Whenever Cheek encounters a celebrity, she always gives him a card because, as she says, "you never know if he might end up on a talk show and mention Cheek'd."
She ran into Spike Lee recently and gave him a card from the New York deck that says, "My season tickets are next to Spike's."
"He freaked," she said. "He really liked it."
Cheek herself may be a celebrity soon. She recently began filming a reality show.
"They have been filming me doing what I do," she said. "The gist of it is this woman-entrepreneur penetrating this male-dominated tech world, and all the crazy things I am doing to fund my idea."
Five producers vied for the opportunity because, as Check said,
"I've got a good story to tell."
What are some of her more effective and inventive marketing strategies?
Sticking cards on the ads on subways. "I use this sticky stuff that doesn't damage anything," she said.
Posting fake images on Twitter and Facebook of billboards.
Carrying sidewalk chalk everywhere. She looks to street artists for inspiration.
Holding parties all the time. "I have a Derby party every year. We have a card that says 'talk derby to me,'" she said.
Using social media, including Four Square. "I have been tweeting Ashton Kutcher, who is a tech investor," she said. "Trust me, I'm going to meet him."
"I have been very creative about funding this," Cheek said. She enters tournaments and pitches her business any chance she can.

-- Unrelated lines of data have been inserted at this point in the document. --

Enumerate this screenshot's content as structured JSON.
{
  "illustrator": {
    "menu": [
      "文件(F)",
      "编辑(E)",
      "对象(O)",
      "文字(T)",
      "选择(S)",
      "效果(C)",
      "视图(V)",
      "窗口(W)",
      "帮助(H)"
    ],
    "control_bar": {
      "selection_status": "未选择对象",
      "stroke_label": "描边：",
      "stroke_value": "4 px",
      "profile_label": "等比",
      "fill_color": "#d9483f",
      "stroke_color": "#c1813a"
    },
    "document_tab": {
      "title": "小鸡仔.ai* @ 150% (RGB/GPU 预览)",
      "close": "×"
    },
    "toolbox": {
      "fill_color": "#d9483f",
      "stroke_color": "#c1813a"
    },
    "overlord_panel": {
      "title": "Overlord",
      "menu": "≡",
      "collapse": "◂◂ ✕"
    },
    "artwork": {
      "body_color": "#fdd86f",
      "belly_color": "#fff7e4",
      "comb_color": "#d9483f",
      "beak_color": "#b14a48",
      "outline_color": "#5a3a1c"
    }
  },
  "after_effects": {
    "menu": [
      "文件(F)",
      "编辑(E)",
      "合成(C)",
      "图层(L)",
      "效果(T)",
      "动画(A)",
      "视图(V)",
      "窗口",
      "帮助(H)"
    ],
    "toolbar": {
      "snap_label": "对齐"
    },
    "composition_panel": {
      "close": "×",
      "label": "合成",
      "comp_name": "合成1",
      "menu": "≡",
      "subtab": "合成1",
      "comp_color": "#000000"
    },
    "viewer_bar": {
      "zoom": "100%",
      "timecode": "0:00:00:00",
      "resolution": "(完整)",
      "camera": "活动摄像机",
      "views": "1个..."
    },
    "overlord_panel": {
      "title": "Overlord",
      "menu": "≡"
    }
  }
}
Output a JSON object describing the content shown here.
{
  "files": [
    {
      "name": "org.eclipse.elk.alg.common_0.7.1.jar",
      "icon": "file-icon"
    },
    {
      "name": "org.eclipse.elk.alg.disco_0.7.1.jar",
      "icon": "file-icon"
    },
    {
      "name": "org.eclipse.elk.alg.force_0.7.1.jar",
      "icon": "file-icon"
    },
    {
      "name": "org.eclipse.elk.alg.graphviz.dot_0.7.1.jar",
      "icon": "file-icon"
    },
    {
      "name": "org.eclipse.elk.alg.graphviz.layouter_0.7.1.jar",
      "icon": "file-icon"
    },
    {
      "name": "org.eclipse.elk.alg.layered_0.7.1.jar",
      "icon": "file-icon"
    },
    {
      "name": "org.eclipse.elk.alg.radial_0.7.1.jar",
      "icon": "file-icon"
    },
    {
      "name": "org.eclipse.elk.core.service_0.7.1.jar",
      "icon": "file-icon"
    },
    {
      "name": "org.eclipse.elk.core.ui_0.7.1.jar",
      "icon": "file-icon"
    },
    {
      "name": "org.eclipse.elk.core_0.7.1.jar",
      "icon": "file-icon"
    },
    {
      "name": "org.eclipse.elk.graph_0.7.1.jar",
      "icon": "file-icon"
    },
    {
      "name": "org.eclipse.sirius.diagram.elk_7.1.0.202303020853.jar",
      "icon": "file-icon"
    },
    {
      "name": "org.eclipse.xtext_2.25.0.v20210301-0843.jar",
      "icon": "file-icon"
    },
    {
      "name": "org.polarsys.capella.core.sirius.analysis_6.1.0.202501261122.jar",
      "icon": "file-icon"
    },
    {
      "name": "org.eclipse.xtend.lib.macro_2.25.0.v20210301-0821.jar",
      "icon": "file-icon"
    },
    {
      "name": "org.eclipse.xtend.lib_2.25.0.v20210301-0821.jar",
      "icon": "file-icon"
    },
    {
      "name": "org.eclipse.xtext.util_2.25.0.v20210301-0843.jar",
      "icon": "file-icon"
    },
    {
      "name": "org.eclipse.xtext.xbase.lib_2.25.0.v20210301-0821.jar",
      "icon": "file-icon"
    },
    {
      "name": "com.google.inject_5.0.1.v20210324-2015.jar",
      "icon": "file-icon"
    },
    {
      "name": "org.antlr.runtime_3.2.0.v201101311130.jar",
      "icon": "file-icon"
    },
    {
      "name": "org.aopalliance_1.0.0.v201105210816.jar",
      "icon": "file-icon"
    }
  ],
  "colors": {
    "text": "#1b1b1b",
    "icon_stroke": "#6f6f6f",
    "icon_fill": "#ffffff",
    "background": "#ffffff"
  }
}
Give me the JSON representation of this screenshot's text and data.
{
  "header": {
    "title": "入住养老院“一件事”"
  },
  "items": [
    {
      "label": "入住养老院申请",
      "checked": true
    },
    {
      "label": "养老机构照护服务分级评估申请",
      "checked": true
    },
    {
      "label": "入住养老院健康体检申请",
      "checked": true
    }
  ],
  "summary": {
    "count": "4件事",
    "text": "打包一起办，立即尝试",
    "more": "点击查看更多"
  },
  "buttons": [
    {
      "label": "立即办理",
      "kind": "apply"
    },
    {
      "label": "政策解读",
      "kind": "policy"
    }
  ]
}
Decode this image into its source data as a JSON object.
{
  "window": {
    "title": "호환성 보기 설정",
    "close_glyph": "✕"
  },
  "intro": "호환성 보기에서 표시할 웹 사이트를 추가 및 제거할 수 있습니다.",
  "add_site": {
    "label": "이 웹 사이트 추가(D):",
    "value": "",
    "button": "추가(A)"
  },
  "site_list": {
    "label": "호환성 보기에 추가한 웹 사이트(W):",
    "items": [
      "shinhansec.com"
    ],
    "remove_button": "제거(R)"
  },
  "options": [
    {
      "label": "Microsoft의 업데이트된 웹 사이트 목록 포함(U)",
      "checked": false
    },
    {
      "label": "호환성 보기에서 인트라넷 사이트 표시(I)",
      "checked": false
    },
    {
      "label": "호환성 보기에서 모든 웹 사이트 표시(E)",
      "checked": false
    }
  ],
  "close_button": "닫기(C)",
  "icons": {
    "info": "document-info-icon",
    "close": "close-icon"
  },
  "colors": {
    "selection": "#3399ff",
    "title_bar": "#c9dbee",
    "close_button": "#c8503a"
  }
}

She recently won $35,000 in prizes by beating out 63 other startups in a March-Madness-style tournament.
When asked if she would be interested in investors, she replied, "I can't take this to the next level the way that I would like without some funding. Yes, I am looking for a seed round of investment. And I would love more than anything for some of that to come from my home state. "
And the striking French director? After five days, he sent a message that said, "I'm not sure if this is a joke, but if it isn't, meet me at the Guggenheim at 3 p.m. on Sunday." Cheek did meet him. They had a lovely time, she said.
"I'm not sure we are going to get married," she said. "He is quirky. But we had a good time."